The most recent well-publicized example of that maxim was the re-publication of the famous V-J Day photo showing an American sailor kissing a nurse amid the celebrations that took place for weeks after the announcement that World War II had finally, exhaustively ended with the surrender of Japan. This photo summed up what many people were feeling during those heady times:
- relief: the men and women who survived the war would be coming soon. Indeed, this sailor was already home and showing how happy he was about it.
- sadness: on the part of the nurses like the woman in the photo, who had cared for so many sick, injured, and dying during the seemingly never-ending days and nights when the world was at war.

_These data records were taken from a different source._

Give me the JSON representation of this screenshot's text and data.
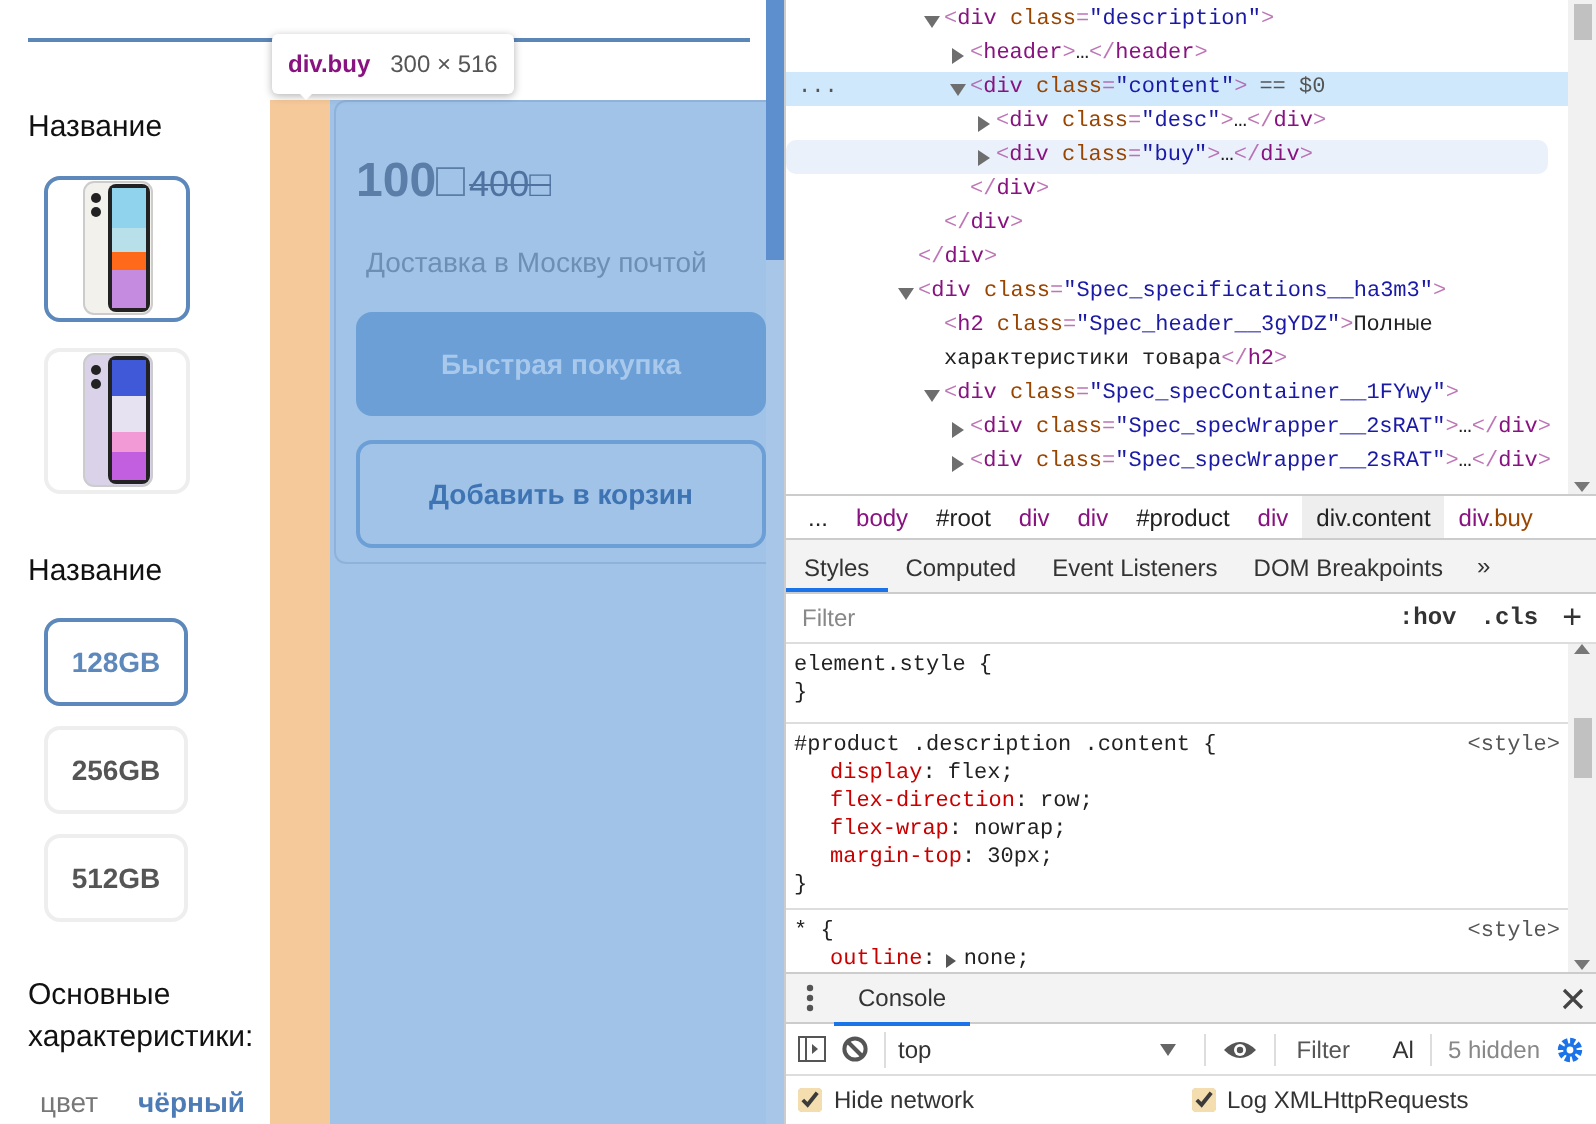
{
  "page": {
    "option_groups": [
      {
        "title": "Название",
        "kind": "image",
        "options": [
          {
            "color": "#f3f1ec",
            "selected": true
          },
          {
            "color": "#d9d2e9",
            "selected": false
          }
        ]
      },
      {
        "title": "Название",
        "kind": "text",
        "options": [
          {
            "label": "128GB",
            "selected": true
          },
          {
            "label": "256GB",
            "selected": false
          },
          {
            "label": "512GB",
            "selected": false
          }
        ]
      }
    ],
    "specs_title": "Основные характеристики:",
    "specs": [
      {
        "name": "цвет",
        "value": "чёрный"
      }
    ]
  },
  "inspect_tooltip": {
    "selector": "div.buy",
    "size": "300 × 516"
  },
  "buy_block": {
    "price": "100□",
    "old_price": "400□",
    "delivery": "Доставка в Москву почтой",
    "buttons": [
      {
        "label": "Быстрая покупка",
        "kind": "primary"
      },
      {
        "label": "Добавить в корзин",
        "kind": "outline"
      }
    ]
  },
  "devtools": {
    "elements_tree": [
      {
        "kind": "continuation",
        "close": "</div>",
        "children": [
          {
            "kind": "element",
            "line": "<div class=\"description\">",
            "expanded": true,
            "selected": false,
            "hovered": false,
            "close": "</div>",
            "children": [
              {
                "kind": "element",
                "line": "<header>…</header>",
                "expanded": false,
                "selected": false,
                "hovered": false
              },
              {
                "kind": "element",
                "line": "<div class=\"content\">",
                "suffix": "== $0",
                "gutter": "...",
                "expanded": true,
                "selected": true,
                "hovered": false,
                "close": "</div>",
                "children": [
                  {
                    "kind": "element",
                    "line": "<div class=\"desc\">…</div>",
                    "expanded": false,
                    "selected": false,
                    "hovered": false
                  },
                  {
                    "kind": "element",
                    "line": "<div class=\"buy\">…</div>",
                    "expanded": false,
                    "selected": false,
                    "hovered": true
                  }
                ]
              }
            ]
          }
        ]
      },
      {
        "kind": "element",
        "line": "<div class=\"Spec_specifications__ha3m3\">",
        "expanded": true,
        "selected": false,
        "hovered": false,
        "children": [
          {
            "kind": "leaf",
            "line": "<h2 class=\"Spec_header__3gYDZ\">Полные характеристики товара</h2>"
          },
          {
            "kind": "element",
            "line": "<div class=\"Spec_specContainer__1FYwy\">",
            "expanded": true,
            "selected": false,
            "hovered": false,
            "children": [
              {
                "kind": "element",
                "line": "<div class=\"Spec_specWrapper__2sRAT\">…</div>",
                "expanded": false,
                "selected": false,
                "hovered": false
              },
              {
                "kind": "element",
                "line": "<div class=\"Spec_specWrapper__2sRAT\">…</div>",
                "expanded": false,
                "selected": false,
                "hovered": false
              }
            ]
          }
        ]
      }
    ],
    "breadcrumbs": [
      {
        "parts": [
          {
            "text": "...",
            "kind": "plain"
          }
        ],
        "selected": false
      },
      {
        "parts": [
          {
            "text": "body",
            "kind": "tag"
          }
        ],
        "selected": false
      },
      {
        "parts": [
          {
            "text": "#root",
            "kind": "plain"
          }
        ],
        "selected": false
      },
      {
        "parts": [
          {
            "text": "div",
            "kind": "tag"
          }
        ],
        "selected": false
      },
      {
        "parts": [
          {
            "text": "div",
            "kind": "tag"
          }
        ],
        "selected": false
      },
      {
        "parts": [
          {
            "text": "#product",
            "kind": "plain"
          }
        ],
        "selected": false
      },
      {
        "parts": [
          {
            "text": "div",
            "kind": "tag"
          }
        ],
        "selected": false
      },
      {
        "parts": [
          {
            "text": "div.content",
            "kind": "plain"
          }
        ],
        "selected": true
      },
      {
        "parts": [
          {
            "text": "div",
            "kind": "tag"
          },
          {
            "text": ".buy",
            "kind": "class"
          }
        ],
        "selected": false
      }
    ],
    "tabs": [
      {
        "label": "Styles",
        "selected": true
      },
      {
        "label": "Computed",
        "selected": false
      },
      {
        "label": "Event Listeners",
        "selected": false
      },
      {
        "label": "DOM Breakpoints",
        "selected": false
      }
    ],
    "more_tabs": "»",
    "filter": {
      "placeholder": "Filter"
    },
    "filter_buttons": [
      ":hov",
      ".cls",
      "+"
    ],
    "rules": [
      {
        "selector": "element.style {",
        "close": "}"
      },
      {
        "selector": "#product .description .content {",
        "source": "<style>",
        "declarations": [
          {
            "name": "display",
            "colon": ":",
            "value": "flex;",
            "expandable": false
          },
          {
            "name": "flex-direction",
            "colon": ":",
            "value": "row;",
            "expandable": false
          },
          {
            "name": "flex-wrap",
            "colon": ":",
            "value": "nowrap;",
            "expandable": false
          },
          {
            "name": "margin-top",
            "colon": ":",
            "value": "30px;",
            "expandable": false
          }
        ],
        "close": "}"
      },
      {
        "selector": "* {",
        "source": "<style>",
        "declarations": [
          {
            "name": "outline",
            "colon": ":",
            "value": "none;",
            "expandable": true
          }
        ]
      }
    ],
    "drawer": {
      "tabs": [
        {
          "label": "Console",
          "selected": true
        }
      ],
      "context": "top",
      "filter": {
        "placeholder": "Filter"
      },
      "levels": "Al",
      "hidden": "5 hidden",
      "options": [
        {
          "label": "Hide network",
          "checked": true
        },
        {
          "label": "Log XMLHttpRequests",
          "checked": true
        }
      ]
    }
  }
}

- exhilaration: at the idea that the "winning" side in the war was not the totalitarian regimes of the Axis powers but, rather, of the representative-government countries known as the Allies.
- happiness: more than anything else, the kiss is a symbol of joy, of shared attraction, of experience binding two people together, if only for a fleeting moment.
All of those words together do not equal the power of that one image, beautifully photographed.
The photo, published by Life magazine, made even more famous the name of Alfred Eisenstaedt, already a well-known photographer. It also created quite a mystery as the identify of the two people kissing.
Long after the initial publication, in 1980, when retrospectives had published the photo again and again, Eisenstaedt gave the name of the nurse: Edith Shain. Her name and her famous photo became headlines again this week, when she died at 91. In the 30 years since she was identified, she got the opportunity to lay wreaths at veterans cemeteries and otherwise remember those she cared for and those who didn't make it back.
She also got to meet the sailor again. Turns out he was Carl Muscarello, now a retired police detective. The two met again, knowingly this time, in 1995 and were friends until Shain died.
Their moment in time, frozen in the black-and-white image that symbolized all of those ideas, is part of our history, a part that resides in the head and the heart and the memory as an image that needs no words.